Thursday, December 29, 2005
Arto Salminen: Kalavale
I finally got read the late (and sorely missed) Arto Salminen's last book, Kalavale (2005). Here's a few words about the plot of the book.
Kyösti "Fisu-Hanski" Hannukkala is an old-school entertainer, familiar as a TV comedy veteran (clearly modelled after the late Spede Pasanen). He is also an elderly womaniser who has taken under his wings (and to his bed too) a foul-mouthed, uneducated beauty queen Oona, whose background is in the suburban slums. Oona is disgusted about having to do sexual favours to the considerably older Hanski (who finds out, though, that he can't "rise to the occasion" any more), but hangs out with him in hope of a slice of his fortune gathered together during his career of forty years. Secretly she keeps meeting Jami, a body builder and gym manager into fast cars and women, who peddles as a side business steroids and other illicit chemicals. This rogue gallery is complemented by Fisu-Hanski's right-hand man Kasperi, a slick offspring of an economy school who speaks flashy but ultimately hollow business jargon currently in vogue (the nearest equivalent in real life would probably be someone like Jari Sarasvuo, a Finnish celebrity lecturer, "motivation trainer" and the host of local version of The Apprentice who has has done his best to spread to Finland the gospel of American-type of "inner hero" business philosophies).
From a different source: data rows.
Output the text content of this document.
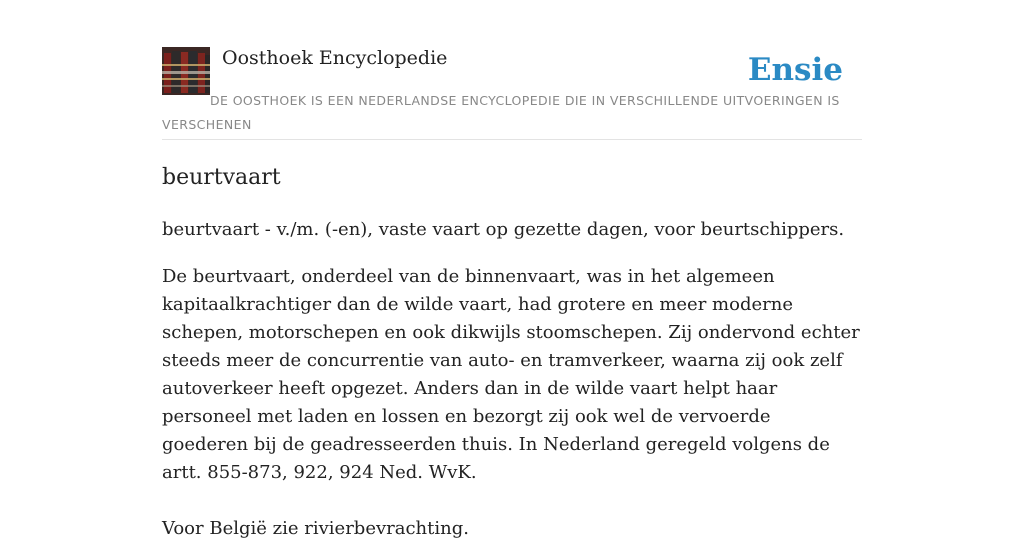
Oosthoek Encyclopedie	Ensie
DE OOSTHOEK IS EEN NEDERLANDSE ENCYCLOPEDIE DIE IN VERSCHILLENDE UITVOERINGEN IS VERSCHENEN
beurtvaart
beurtvaart - v./m. (-en), vaste vaart op gezette dagen, voor beurtschippers.

De beurtvaart, onderdeel van de binnenvaart, was in het algemeen kapitaalkrachtiger dan de wilde vaart, had grotere en meer moderne schepen, motorschepen en ook dikwijls stoomschepen. Zij ondervond echter steeds meer de concurrentie van auto- en tramverkeer, waarna zij ook zelf autoverkeer heeft opgezet. Anders dan in de wilde vaart helpt haar personeel met laden en lossen en bezorgt zij ook wel de vervoerde goederen bij de geadresseerden thuis. In Nederland geregeld volgens de artt. 855-873, 922, 924 Ned. WvK.

Voor België zie rivierbevrachting.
Fisu-Hanski is well aware that his days are numbered, both in the entertainment business constantly getting harder, faster and more vicious, and because of his ever-worsening heart condition. He knows it's time for his last stand, but he's not exactly delighted when Kasperi suggests him that they might create together a reality-TV show more ruthless and scandalous than seen ever before.
Called "Auschwitz", the planned TV show would get together twelve unknown people, all long unemployed, as prisoners and guards in a simulated studio prison camp. As we know, so called reality-TV shows, such as Big Brother, are always in fact psychodrama, innuendo and backstabbing-filled public contests about "the survival of the fittest" (read: society in micro-form), and in "Auschwitz" the task of the hapless contestants is to survive the harsh conditions of the "prison camp", their main task being to be able to take as heavy electric shocks as possible when sitting in a specially-built "electric chair"; alongside other continuing physical and mental humiliation, beatings and sexual abuse; all followed by cameras. Hosted by Oona, dressed as an Ilsa, She-Wolf of the SS type of cruel dominatrix mistress, "Auschwitz" will fulfill its expectations and more when all evening tabloids and gossip magazines keep eagerly following its day-to-day progress.
The necessary moral outrage is raised and controversy stirred, gaining all the needed notoriety and publicity for the show. At the same time the race is on about who will manage to get their names to Fisu-Hanski's will: his estranged daughter Anna or Kasperi or Oona, all despising each other.
Arto Salminen has, as in all his previous five books, his finger exactly on what's happening in Finnish society today. His prose combines hard-boiled accounts of hard, dreary life with his usual greedy, predatory characters depicted in a biting satire; with often-poetic sentences which he always honed for a long time. Did Arto Salminen see his own early demise with his usual ill-fated characters? Did he feel just too strongly about everything that is wrong with this society, since the worldview of his books seems totally devoid of hope? We can probably speculate endlessly. In the meantime, I sincerely wish his books remain in print for the new generations of future readers who want to capture something of the 1995-2005 Zeitgeist. (And hopefully one day also as translations for non-Finnish readers too.) If there is any future at all, judging by the way things are currently going. The most alarming thing about Salminen's books is that though seemingly intended as satire, with a strong sense of grotesque and black humour, they describe today's reality so accurately.